Investing can be a daunting task, especially if you’re not familiar with the terminology and strategies used by investors. One of the most important concepts you need to understand is asset allocation. In this article, we’ll explain what asset allocation is, why it’s important, and how to create a well-diversified investment portfolio.
What is asset allocation?
Asset allocation is the process of dividing your investments among different asset classes such as stocks, bonds, cash, and real estate. The goal of asset allocation is to create a diversified portfolio that balances risk and return. By spreading your investments across different asset classes, you reduce the risk of losing all your money in one investment.
Why is asset allocation important?
Asset allocation is important because it can have a significant impact on your investment returns. Studies have shown that asset allocation accounts for more than 90% of the variation in a portfolio’s returns. This means that selecting the right mix of assets is more important than individual stock selection or market timing.
Asset allocation can also help you manage risk. By diversifying your portfolio, you can reduce the impact of any one investment on your overall portfolio. For example, if you invest all your money in one stock and that stock performs poorly, your entire portfolio will suffer. However, if you have a well-diversified portfolio, the poor performance of one asset class may be offset by the good performance of another.
How to create a well-diversified investment portfolio
Creating a well-diversified investment portfolio involves three steps: determining your investment goals, selecting your asset allocation, and choosing specific investments.
Step 1: Determine your investment goals
The first step in creating a well-diversified investment portfolio is to determine your investment goals. What are you investing for? Do you want to save for retirement, a down payment on a house, or your child’s education? Once you know your investment goals, you can determine your investment time horizon and risk tolerance.

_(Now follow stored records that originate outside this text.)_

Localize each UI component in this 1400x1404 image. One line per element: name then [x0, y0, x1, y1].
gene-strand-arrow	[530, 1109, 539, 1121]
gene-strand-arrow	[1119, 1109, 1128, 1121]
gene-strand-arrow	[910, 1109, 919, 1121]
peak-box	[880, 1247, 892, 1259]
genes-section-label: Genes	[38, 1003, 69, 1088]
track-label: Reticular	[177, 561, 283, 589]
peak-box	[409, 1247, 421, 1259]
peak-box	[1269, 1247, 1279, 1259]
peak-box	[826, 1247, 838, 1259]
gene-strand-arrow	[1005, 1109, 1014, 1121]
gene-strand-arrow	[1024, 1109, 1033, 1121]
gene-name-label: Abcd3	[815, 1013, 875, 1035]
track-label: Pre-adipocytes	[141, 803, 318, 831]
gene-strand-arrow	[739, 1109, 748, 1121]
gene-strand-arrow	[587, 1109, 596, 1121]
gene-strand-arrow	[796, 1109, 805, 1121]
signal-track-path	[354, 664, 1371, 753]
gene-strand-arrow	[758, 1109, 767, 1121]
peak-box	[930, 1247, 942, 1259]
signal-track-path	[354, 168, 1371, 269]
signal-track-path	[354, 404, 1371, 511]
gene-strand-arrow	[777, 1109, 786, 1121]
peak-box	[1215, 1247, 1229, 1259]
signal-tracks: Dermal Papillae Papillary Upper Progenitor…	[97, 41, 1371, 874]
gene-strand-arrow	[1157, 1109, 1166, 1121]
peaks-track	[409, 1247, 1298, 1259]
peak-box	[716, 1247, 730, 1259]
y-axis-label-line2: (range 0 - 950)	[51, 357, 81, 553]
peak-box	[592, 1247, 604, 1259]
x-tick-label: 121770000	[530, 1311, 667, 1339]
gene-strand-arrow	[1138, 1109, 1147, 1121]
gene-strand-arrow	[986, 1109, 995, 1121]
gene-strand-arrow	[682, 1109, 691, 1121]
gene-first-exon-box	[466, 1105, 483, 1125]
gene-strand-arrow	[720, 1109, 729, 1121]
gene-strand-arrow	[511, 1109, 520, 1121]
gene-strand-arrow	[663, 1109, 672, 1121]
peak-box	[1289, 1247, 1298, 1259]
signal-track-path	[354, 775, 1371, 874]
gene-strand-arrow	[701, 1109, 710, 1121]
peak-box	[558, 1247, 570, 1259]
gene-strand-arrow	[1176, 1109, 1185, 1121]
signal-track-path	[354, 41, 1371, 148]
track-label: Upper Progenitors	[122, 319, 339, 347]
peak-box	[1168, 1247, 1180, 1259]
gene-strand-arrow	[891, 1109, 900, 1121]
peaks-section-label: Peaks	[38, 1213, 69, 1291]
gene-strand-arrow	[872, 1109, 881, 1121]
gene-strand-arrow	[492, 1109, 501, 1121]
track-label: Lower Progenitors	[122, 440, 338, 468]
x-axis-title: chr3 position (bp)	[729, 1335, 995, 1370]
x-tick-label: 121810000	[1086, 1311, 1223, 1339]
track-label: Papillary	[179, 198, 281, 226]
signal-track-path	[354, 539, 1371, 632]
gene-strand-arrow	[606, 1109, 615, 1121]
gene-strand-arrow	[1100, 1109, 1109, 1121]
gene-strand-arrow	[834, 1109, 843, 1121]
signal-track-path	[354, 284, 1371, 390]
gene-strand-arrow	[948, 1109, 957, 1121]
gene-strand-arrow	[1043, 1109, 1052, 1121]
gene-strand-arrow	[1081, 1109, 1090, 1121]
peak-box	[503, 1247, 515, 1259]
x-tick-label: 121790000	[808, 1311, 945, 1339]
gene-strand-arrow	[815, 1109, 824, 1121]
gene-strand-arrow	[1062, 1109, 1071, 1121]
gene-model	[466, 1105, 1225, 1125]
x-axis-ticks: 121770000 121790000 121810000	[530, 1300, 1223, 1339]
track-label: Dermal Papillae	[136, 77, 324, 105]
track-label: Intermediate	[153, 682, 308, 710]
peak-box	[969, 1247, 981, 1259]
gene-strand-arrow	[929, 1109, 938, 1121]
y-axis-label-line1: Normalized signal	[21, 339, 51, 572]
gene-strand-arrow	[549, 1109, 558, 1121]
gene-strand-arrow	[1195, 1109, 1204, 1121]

Step 2: Select your asset allocation
The second step is to select your asset allocation. This involves deciding how much of your portfolio you want to allocate to each asset class. There are several factors to consider when selecting your asset allocation, including your investment goals, time horizon, and risk tolerance.
One common rule of thumb is to subtract your age from 100 to determine the percentage of your portfolio that should be invested in stocks. For example, if you’re 30 years old, you would invest 70% of your portfolio in stocks and 30% in bonds. This rule of thumb is just a starting point, and your asset allocation should be customized to your individual circumstances.
Step 3: Choose specific investments
The third step is to choose specific investments that fit within your asset allocation. There are many different types of investments, including individual stocks, mutual funds, exchange-traded funds (ETFs), bonds, and real estate. When selecting specific investments, it’s important to consider the fees, risks, and historical performance of each investment.
Conclusion
Asset allocation is a crucial part of investing. By diversifying your portfolio, you can reduce risk and potentially increase returns. To create a well-diversified investment portfolio, you need to determine your investment goals, select your asset allocation, and choose specific investments. Remember that your asset allocation should be customized to your individual circumstances and should be reviewed periodically to ensure that it still meets your investment goals.